A Procuradoria Federal dos Direitos do Cidadão do Ministério Público Federal considerou “louvável” a iniciativa da Magazine Luiza em promover um programa de trainee só para negros. A campanha foi alvo de ação civil movida pelo defensor público Jovino Bento Júnior na última segunda, 5, em processo que provocou mal-estar dentro da Defensoria da União.

Em nota, os procuradores Marco Antonio Delfino de Almeida e Carlos Alberto Vilhena não citam nominalmente a ação do defensor, mas criticam o uso da expressão “racismo reverso” para tentar enquadrar o trainee da Magazine Luiza como ilegal.

“A alegação de ‘racismo reverso’ constitui uma falácia retórica para encobrir o privilégio que contempla, historicamente, as parcelas hegemônicas da sociedade brasileira; esse argumento enganoso busca enfraquecer a evidência do racismo estrutural”, afirmam. “Não é possível confundir com racismo medidas destinadas a reparar distorções e desigualdades sociais e demais práticas discriminatórias adotadas, nas esferas pública e privada, durante o processo de formação social do Brasil”.
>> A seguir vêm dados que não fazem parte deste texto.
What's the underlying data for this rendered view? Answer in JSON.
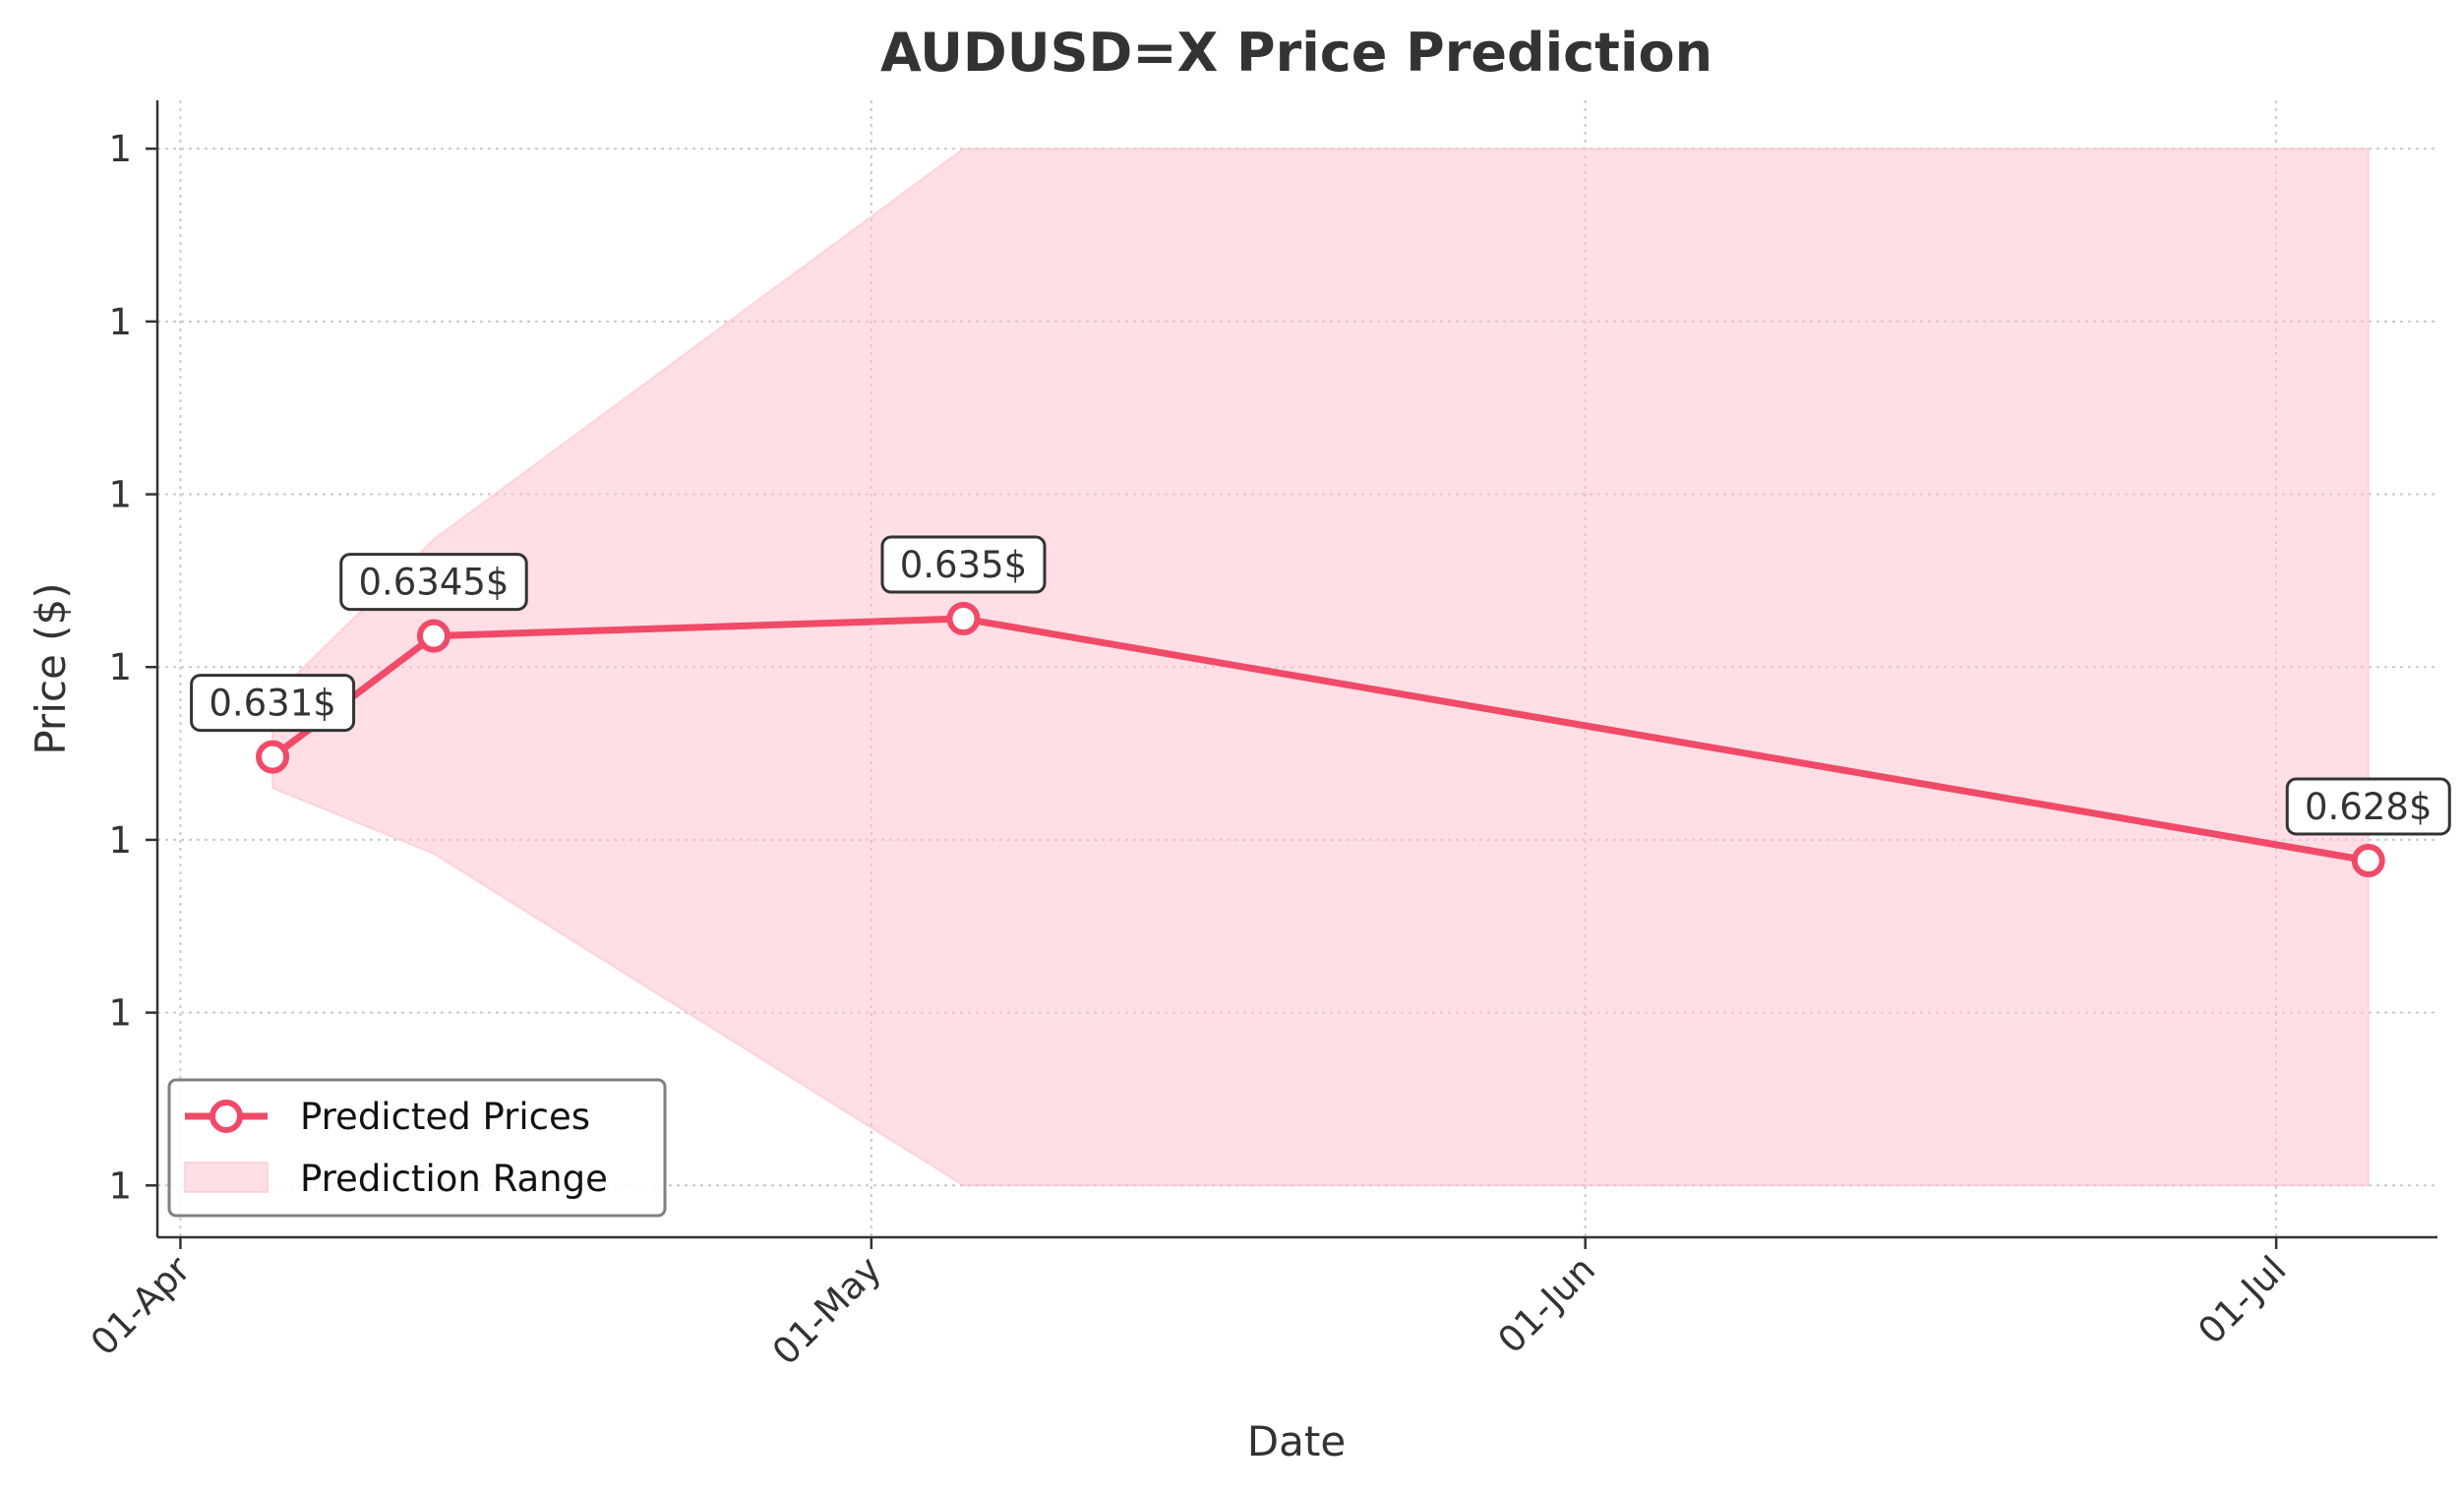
{
  "chart_data": {
    "type": "line",
    "title": "AUDUSD=X Price Prediction",
    "xlabel": "Date",
    "ylabel": "Price ($)",
    "x_ticks": [
      "2024-04-01",
      "2024-05-01",
      "2024-06-01",
      "2024-07-01"
    ],
    "x_tick_labels": [
      "01-Apr",
      "01-May",
      "01-Jun",
      "01-Jul"
    ],
    "y_ticks": [
      0.6186,
      0.6236,
      0.6286,
      0.6336,
      0.6386,
      0.6436,
      0.6486
    ],
    "y_tick_labels": [
      "1",
      "1",
      "1",
      "1",
      "1",
      "1",
      "1"
    ],
    "xlim": [
      "2024-03-31",
      "2024-07-08"
    ],
    "ylim": [
      0.6171,
      0.65
    ],
    "grid": true,
    "legend_position": "lower-left",
    "series": [
      {
        "name": "Predicted Prices",
        "color": "#f04a68",
        "x": [
          "2024-04-05",
          "2024-04-12",
          "2024-05-05",
          "2024-07-05"
        ],
        "y": [
          0.631,
          0.6345,
          0.635,
          0.628
        ]
      }
    ],
    "range": {
      "name": "Prediction Range",
      "color": "#ffc0cb",
      "x": [
        "2024-04-05",
        "2024-04-12",
        "2024-05-05",
        "2024-07-05"
      ],
      "upper": [
        0.6327,
        0.6373,
        0.6486,
        0.6486
      ],
      "lower": [
        0.6301,
        0.6282,
        0.6186,
        0.6186
      ]
    },
    "annotations": [
      {
        "x": "2024-04-05",
        "y": 0.631,
        "text": "0.631$"
      },
      {
        "x": "2024-04-12",
        "y": 0.6345,
        "text": "0.6345$"
      },
      {
        "x": "2024-05-05",
        "y": 0.635,
        "text": "0.635$"
      },
      {
        "x": "2024-07-05",
        "y": 0.628,
        "text": "0.628$"
      }
    ]
  }
}
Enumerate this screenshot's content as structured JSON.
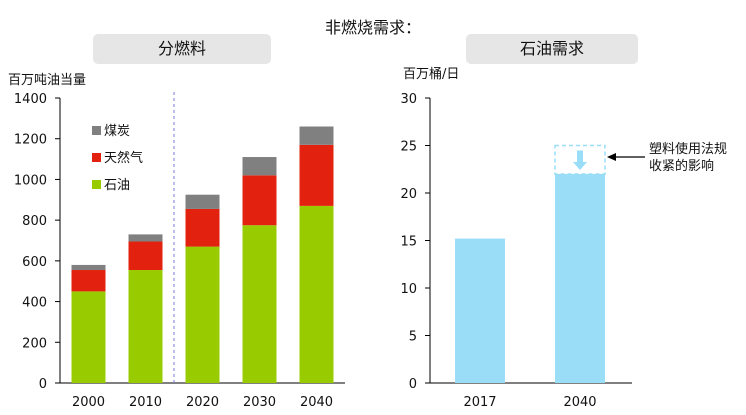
{
  "title": "非燃烧需求：",
  "chart_data": [
    {
      "type": "bar",
      "stacked": true,
      "panel_title": "分燃料",
      "ylabel": "百万吨油当量",
      "categories": [
        "2000",
        "2010",
        "2020",
        "2030",
        "2040"
      ],
      "ylim": [
        0,
        1400
      ],
      "yticks": [
        0,
        200,
        400,
        600,
        800,
        1000,
        1200,
        1400
      ],
      "series": [
        {
          "name": "石油",
          "color": "#99cc00",
          "values": [
            450,
            555,
            670,
            775,
            870
          ]
        },
        {
          "name": "天然气",
          "color": "#e3210f",
          "values": [
            105,
            140,
            185,
            245,
            300
          ]
        },
        {
          "name": "煤炭",
          "color": "#808080",
          "values": [
            25,
            35,
            70,
            90,
            90
          ]
        }
      ],
      "legend_position": "top-left",
      "divider_after_category": "2010"
    },
    {
      "type": "bar",
      "panel_title": "石油需求",
      "ylabel": "百万桶/日",
      "categories": [
        "2017",
        "2040"
      ],
      "values": [
        15.2,
        22
      ],
      "projected_upper": 25,
      "ylim": [
        0,
        30
      ],
      "yticks": [
        0,
        5,
        10,
        15,
        20,
        25,
        30
      ],
      "color": "#99ddf7",
      "annotation": [
        "塑料使用法规",
        "收紧的影响"
      ]
    }
  ]
}
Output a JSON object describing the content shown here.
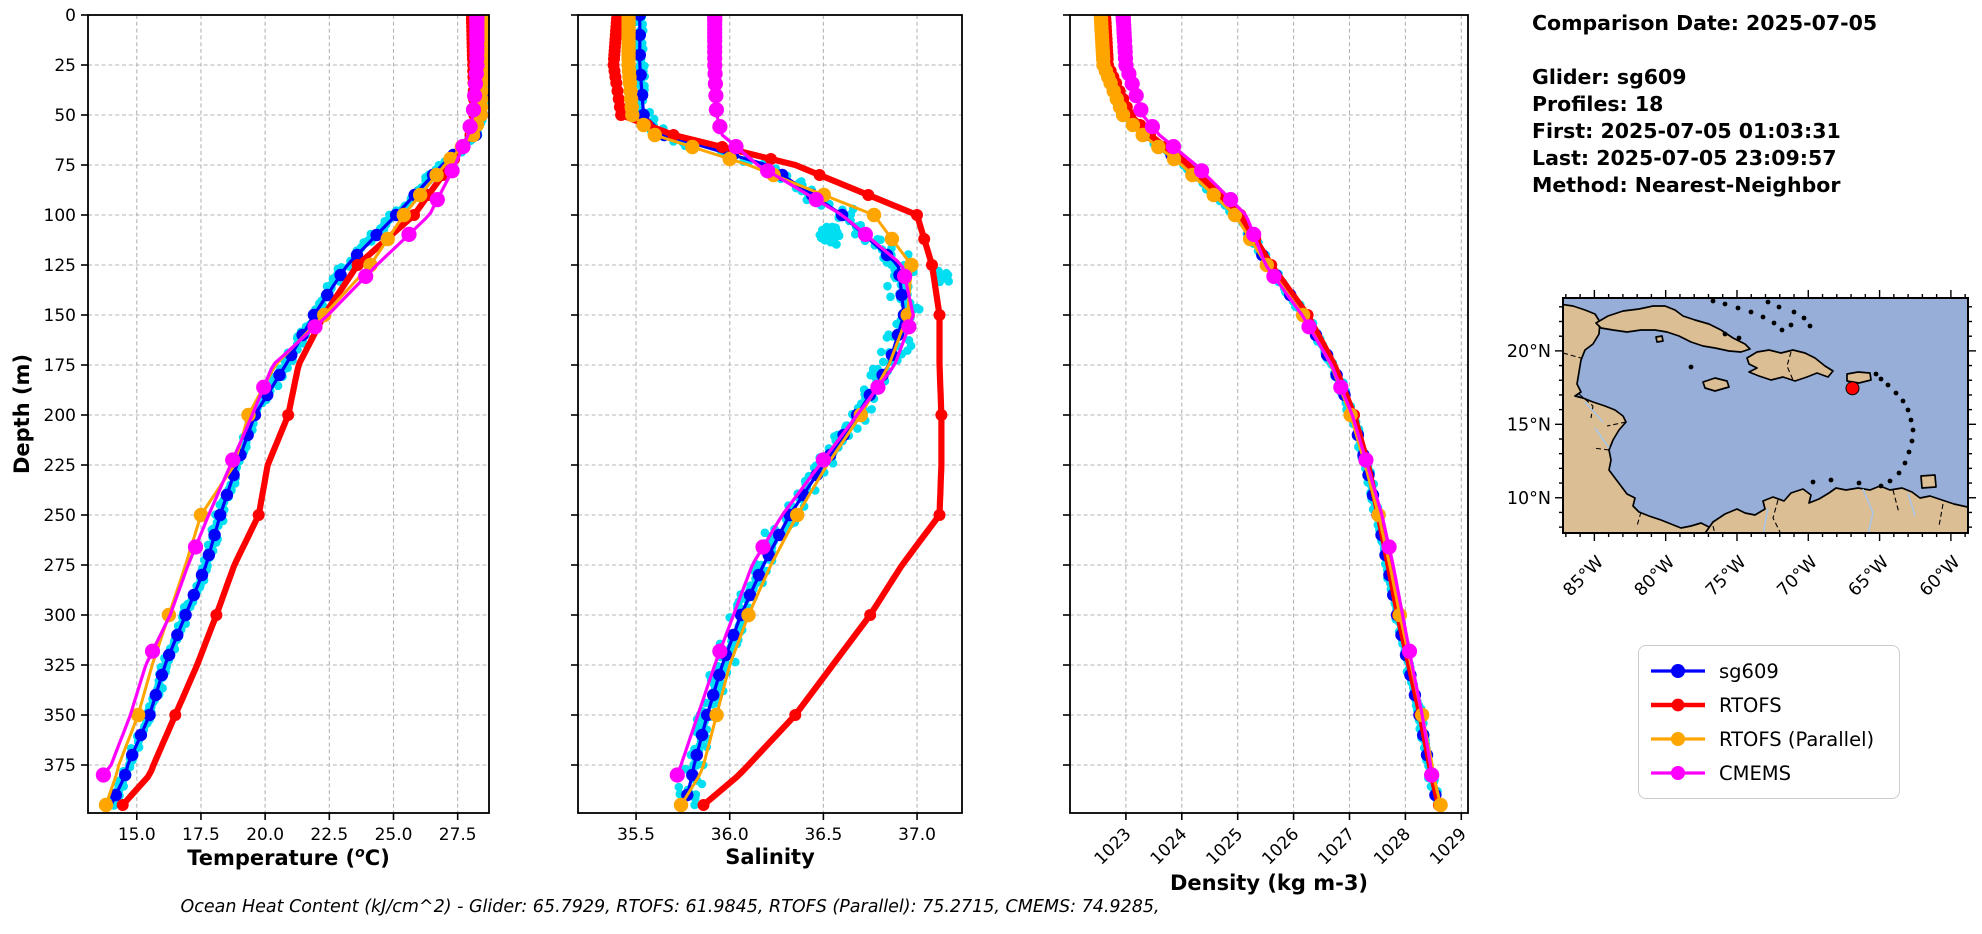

Os procuradores destacam que a iniciativa da Magazine Luiza é “louvável e incensurável” por destinar oferta de vagas a grupos historicamente excluídos, “a despeito das controvérsias e dos confrontos de opiniões que a iniciativa gerou na sociedade brasileira”.

“Ações afirmativas como a adotada pela empresa Magazine Luiza encontram fundamento e validade, tanto no âmbito teórico do direito, quanto na dura realidade social brasileira, de discriminação institucionalizada contra diversos grupos sociais – em especial, na questão em análise, contra a população negra e parda -, e, por isso mesmo, têm o condão de eliminar desigualdades sociais e étnicas decorrentes de fatores históricos, sociais, econômicos, entre outros tantos que constituíram e constituem a sociedade brasileira”.

Mal-estar na Defensoria

Na peça enviada à Justiça do Trabalho do Distrito Federal, o defensor Jovino Bento Júnior acusou a Magazine Luiza de promover “marketing de lacração” ao elaborar um programa de trainee voltado apenas a candidatos negros. Segundo ele, a medida “não é necessária”, pois existiriam outras formas de se atingir o mesmo objetivo.

O processo, porém, provocou mal-estar entre defensores públicos. Segundo fontes ouvidas pelo Estadão que atuam em tribunais superiores de Brasília, a repercussão da ação contra a Magazine Luiza foi “péssima” e muitos integrantes da Defensoria se manifestaram contra a posição de Jovino Bento Júnior, que atua na área trabalhista da entidade. Um defensor classificou o episódio como “muito constrangedor” para a instituição.

O Grupo de Trabalho de Políticas Etnorraciais da Defensoria Pública da União (DPU) emitiu nota técnica repudiando a ação civil, destacando que ela “não reflete a missão e posição institucional da Defensoria Pública da União quanto a defesa dos direitos dos necessitados”.

“Mais que isso, contraria os direitos do grupo vulnerável cuja DPU tem o dever irrenunciável de defender”, apontaram onze defensores públicos.

Nos bastidores, a ação movida por Jovino foi encarada como uma “reação” de um grupo minoritário de defensores públicos mais alinhados com a gestão Jair Bolsonaro que perderam a última eleição interna para o Conselho Superior da Defensoria Pública da União, realizada em julho.

A peça assinada por Jovino, por exemplo, cita declaração do presidente da Fundação Palmares, Sérgio Camargo, que foi alvo de recursos da própria Defensoria para tirá-lo do cargo por adotar medidas que vão de encontro à defesa do movimento negro, como a publicação de textos que atacavam a figura de Zumbi dos Palmares e criação de um selo “Não é Racista”.

Em junho, reportagem do Estadão revelou áudios de Camargo chamando o movimento negro de “escória maldita”, que abriga “vagabundos” e chamou Zumbi de “filho da puta que escravizava pretos”.

A DPU emitiu nota de esclarecimento sobre a ação movida contra a Magalu, afirmando que a política de cotas “constitui-se em forte instrumento” para a “construção de uma sociedade livre justa e solidária”. Apesar disso, a entidade pontuou que o defensor tem independência funcional, e não depende de prévia análise de mérito ou autorização hierárquica para apresentar uma ação contra a empresa.

“Como instituição constitucionalmente encarregada de promover o acesso à justiça e a promoção dos direitos humanos de dezenas de milhões de pessoas, a DPU apoia e incentiva medidas do poder público e da iniciativa privada que proporcionem redução de carências e de vulnerabilidade”, afirmou a DPU. “Com o mesmo objetivo, a Instituição defende, de forma intransigente, a independência funcional de seus membros, prerrogativa voltada à boa atuação do membro em favor do assistido da instituição”.